From conversions to conservation: Broughton Ladies reconnect through nature

From conversions to conservation: Broughton Ladies reconnect through nature

This week (10-16 May) is Mental Health Awareness Week, with this year's theme being nature.

Throughout this week Scottish Rugby will be sharing stories from clubs across Scotland and how they use nature to provide mental wellbeing support to their members. Today we start with Broughton RFC.

Considered Edinburgh’s hidden gem, the Water of Leith flows for 24 miles from its source in the Pentland Hills, through the heart of the capital to its outflow into the Firth of Forth at Leith.

Although a wonderful natural asset to the city, with the river being in such close quarters to human activity, it needs regular maintenance. And that’s where Broughton Ladies rugby team comes in.

In absence of training, the team have taken to the great outdoors, volunteering with the Water of Leith Conservation Trust. Beginning in October 2020, the group has since been volunteering at least once a month since.

Speaking to scottishrugby.org, Broughton’s Kirsty Fraser (27) talks about her experience and the positive impacts getting into nature with her teammates has had for her wellbeing.

“We were encouraged to volunteer by our Assistant Coach Johnny who is involved with the Water of Leith Conservation Trust,” said Kirsty.

“He’d put it forward to us as a sort of alternative rugby training activity, like ‘chopping down trees will help you in the line out, sweeping will help with your core for scrums’. Initially we thought we were just being tricked into doing some gardening. I’m not a natural gardener so I didn’t know what to expect, but it’s actually really fun and I’ve got a lot out of it."


“I’ve realised over the course of the pandemic that rugby is such a huge part of my life, not just in terms of the playing but the social side too. We’ve gone from seeing people two or three times a week to nothing, and that’s been quite hard." Kirsty, Broughton Ladies

Kirsty (left) with team-mate Charlotte (right) ready for another volunteering session along the banks of the Water of Leith.

“Although we have been volunteering under all the correct government guidance, it has kind of felt like a loophole because it’s a great chance to socialise with your teammates. It’s that double benefit of getting to hang out with my friends but you’re out in nature and being productive too. It feels very wholesome.”

Kirsty, who is an Accountant, has been working from home since March 2020, an environment which for many people across the world has felt isolating.

“I think mental health-wise, it’s not been a good year for anyone. Volunteering with the Trust has been a good way to get out, especially when we’ve been stuck indoors so often. It feels like a bit of a Godsend, particularly for those of us who have been living on our own. It’s good to know you have that one day scheduled in to get out and do your bit.”

Along with reaping the rewards on a personal level, the team have seen their experience volunteering as a great way to give back to their local community too, as Kirsty added: “The area we’ve been working on is local to our home at Wardie. Knowing that chopping down overgrown branches, sweeping the leaves and clearing up rubbish will make the area more accessible and support wildlife is a great feeling.

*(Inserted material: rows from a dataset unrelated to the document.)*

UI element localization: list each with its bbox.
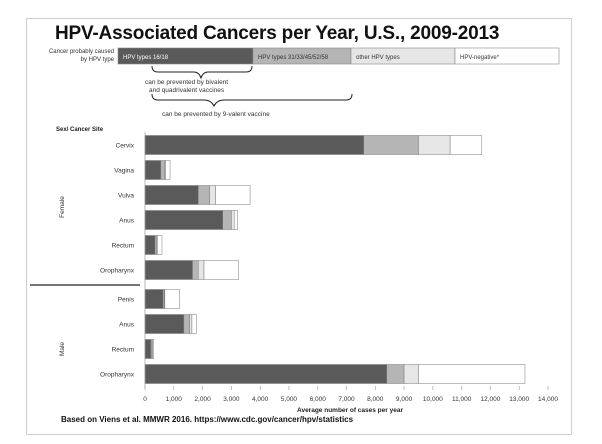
category-label-male-penis: Penis bbox=[118, 297, 135, 304]
legend-label: HPV types 16/18 bbox=[123, 55, 169, 61]
x-tick-label: 3,000 bbox=[223, 396, 240, 403]
legend-item-other-hpv-types: other HPV types bbox=[350, 47, 456, 65]
x-tick-label: 13,000 bbox=[509, 396, 529, 403]
category-label-male-oropharynx: Oropharynx bbox=[100, 372, 135, 379]
bar-female-oropharynx-hpv-types-16-18 bbox=[144, 260, 193, 280]
bar-male-rectum-hpv-negative bbox=[152, 339, 154, 359]
bar-female-vulva-hpv-negative bbox=[215, 185, 251, 205]
bivalent-note-line-1: can be prevented by bivalent bbox=[145, 79, 228, 86]
bar-male-anus-hpv-types-31-33-45-52-58 bbox=[183, 314, 190, 334]
legend-item-hpv-negative: HPV-negative* bbox=[454, 47, 560, 65]
bar-female-rectum-hpv-types-16-18 bbox=[144, 235, 156, 255]
bar-female-oropharynx-other-hpv-types bbox=[198, 260, 205, 280]
category-label-female-vagina: Vagina bbox=[114, 168, 134, 175]
legend-title-line-1: Cancer probably caused bbox=[49, 49, 114, 55]
x-tick-label: 10,000 bbox=[423, 396, 443, 403]
vaccine-braces bbox=[151, 65, 353, 108]
bar-male-rectum-hpv-types-16-18 bbox=[144, 339, 152, 359]
category-label-female-cervix: Cervix bbox=[116, 143, 135, 150]
bar-male-anus-hpv-negative bbox=[191, 314, 197, 334]
bar-female-vagina-hpv-types-16-18 bbox=[144, 160, 162, 180]
x-tick-label: 5,000 bbox=[281, 396, 298, 403]
legend-label: HPV-negative* bbox=[460, 55, 500, 61]
bar-female-oropharynx-hpv-types-31-33-45-52-58 bbox=[192, 260, 199, 280]
nine-valent-brace bbox=[151, 93, 353, 108]
category-label-female-anus: Anus bbox=[119, 218, 135, 225]
bar-female-cervix-hpv-types-31-33-45-52-58 bbox=[363, 135, 419, 155]
plot-area: Cervix Vagina Vulva Anus Rectum Oropharynx Pen… bbox=[30, 132, 558, 403]
category-label-female-vulva: Vulva bbox=[118, 193, 134, 200]
bar-female-anus-hpv-types-16-18 bbox=[144, 210, 223, 230]
category-label-female-rectum: Rectum bbox=[112, 243, 134, 250]
bar-female-anus-other-hpv-types bbox=[231, 210, 235, 230]
bar-female-oropharynx-hpv-negative bbox=[203, 260, 239, 280]
source-footnote: Based on Viens et al. MMWR 2016. https:/… bbox=[61, 415, 354, 424]
bar-female-cervix-other-hpv-types bbox=[418, 135, 451, 155]
bar-male-penis-hpv-types-16-18 bbox=[144, 289, 164, 309]
bar-male-oropharynx-hpv-types-16-18 bbox=[144, 364, 388, 384]
legend-label: HPV types 31/33/45/52/58 bbox=[258, 55, 329, 61]
bar-female-vagina-hpv-types-31-33-45-52-58 bbox=[160, 160, 165, 180]
category-label-male-rectum: Rectum bbox=[112, 347, 134, 354]
x-tick-label: 11,000 bbox=[452, 396, 472, 403]
bar-female-vagina-hpv-negative bbox=[165, 160, 171, 180]
x-tick-label: 2,000 bbox=[194, 396, 211, 403]
bar-male-oropharynx-hpv-types-31-33-45-52-58 bbox=[386, 364, 405, 384]
bar-female-vulva-hpv-types-16-18 bbox=[144, 185, 199, 205]
x-axis-title: Average number of cases per year bbox=[297, 407, 403, 414]
x-tick-label: 14,000 bbox=[538, 396, 558, 403]
x-tick-label: 9,000 bbox=[396, 396, 413, 403]
legend-item-hpv-types-31-33-45-52-58: HPV types 31/33/45/52/58 bbox=[252, 47, 352, 65]
bar-male-oropharynx-hpv-negative bbox=[418, 364, 526, 384]
bar-female-vulva-hpv-types-31-33-45-52-58 bbox=[198, 185, 211, 205]
nine-valent-note: can be prevented by 9-valent vaccine bbox=[162, 111, 270, 118]
bar-female-cervix-hpv-negative bbox=[449, 135, 483, 155]
x-tick-label: 0 bbox=[143, 396, 147, 403]
group-label-female: Female bbox=[59, 196, 66, 218]
bar-male-anus-other-hpv-types bbox=[189, 314, 193, 334]
legend: Cancer probably caused by HPV type HPV t… bbox=[49, 47, 560, 65]
bar-female-rectum-hpv-negative bbox=[157, 235, 163, 255]
bivalent-note-line-2: and quadrivalent vaccines bbox=[149, 87, 225, 94]
bar-female-vulva-other-hpv-types bbox=[209, 185, 216, 205]
bar-male-oropharynx-other-hpv-types bbox=[403, 364, 419, 384]
bar-female-anus-hpv-negative bbox=[233, 210, 238, 230]
x-tick-label: 6,000 bbox=[310, 396, 327, 403]
bar-female-cervix-hpv-types-16-18 bbox=[144, 135, 365, 155]
legend-label: other HPV types bbox=[356, 55, 400, 61]
legend-title-line-2: by HPV type bbox=[81, 57, 115, 63]
x-tick-label: 8,000 bbox=[367, 396, 384, 403]
x-tick-label: 1,000 bbox=[166, 396, 183, 403]
slide-title: HPV-Associated Cancers per Year, U.S., 2… bbox=[55, 23, 500, 44]
category-label-female-oropharynx: Oropharynx bbox=[100, 268, 135, 275]
bivalent-brace bbox=[151, 65, 253, 80]
legend-swatch bbox=[454, 47, 560, 65]
bar-male-anus-hpv-types-16-18 bbox=[144, 314, 185, 334]
x-tick-label: 12,000 bbox=[480, 396, 500, 403]
legend-item-hpv-types-16-18: HPV types 16/18 bbox=[117, 47, 254, 65]
category-label-male-anus: Anus bbox=[119, 322, 135, 329]
bar-male-penis-hpv-negative bbox=[164, 289, 180, 309]
group-label-male: Male bbox=[59, 342, 66, 356]
x-tick-label: 7,000 bbox=[338, 396, 355, 403]
y-axis-title: Sex/ Cancer Site bbox=[56, 127, 104, 133]
x-tick-label: 4,000 bbox=[252, 396, 269, 403]
bar-female-anus-hpv-types-31-33-45-52-58 bbox=[222, 210, 232, 230]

“We also secured a £500 grant from my workplace to get wooden planters for bulbs which we planted. It does feel like you’re leaving a bit of a legacy there because people will be able to enjoy that for time to come.”

Scottish Rugby’s Regional Director for the East region, David Drummond said: “I really commend Broughton Ladies work with the Water of Leith Conservation Trust. Not only has their volunteering been a great way to support each other’s mental and physical wellbeing, they have done tremendous job in giving back to community and helping the wildlife better thrive.

“Conservation of natural environments is really important, and from hearing Kirsty’s experience it’s clear there are many wellbeing benefits attributed to this activity too. There are lots of excellent conservation organisations across the East region, so I’d love to see more clubs reach out to these groups and lend a hand.”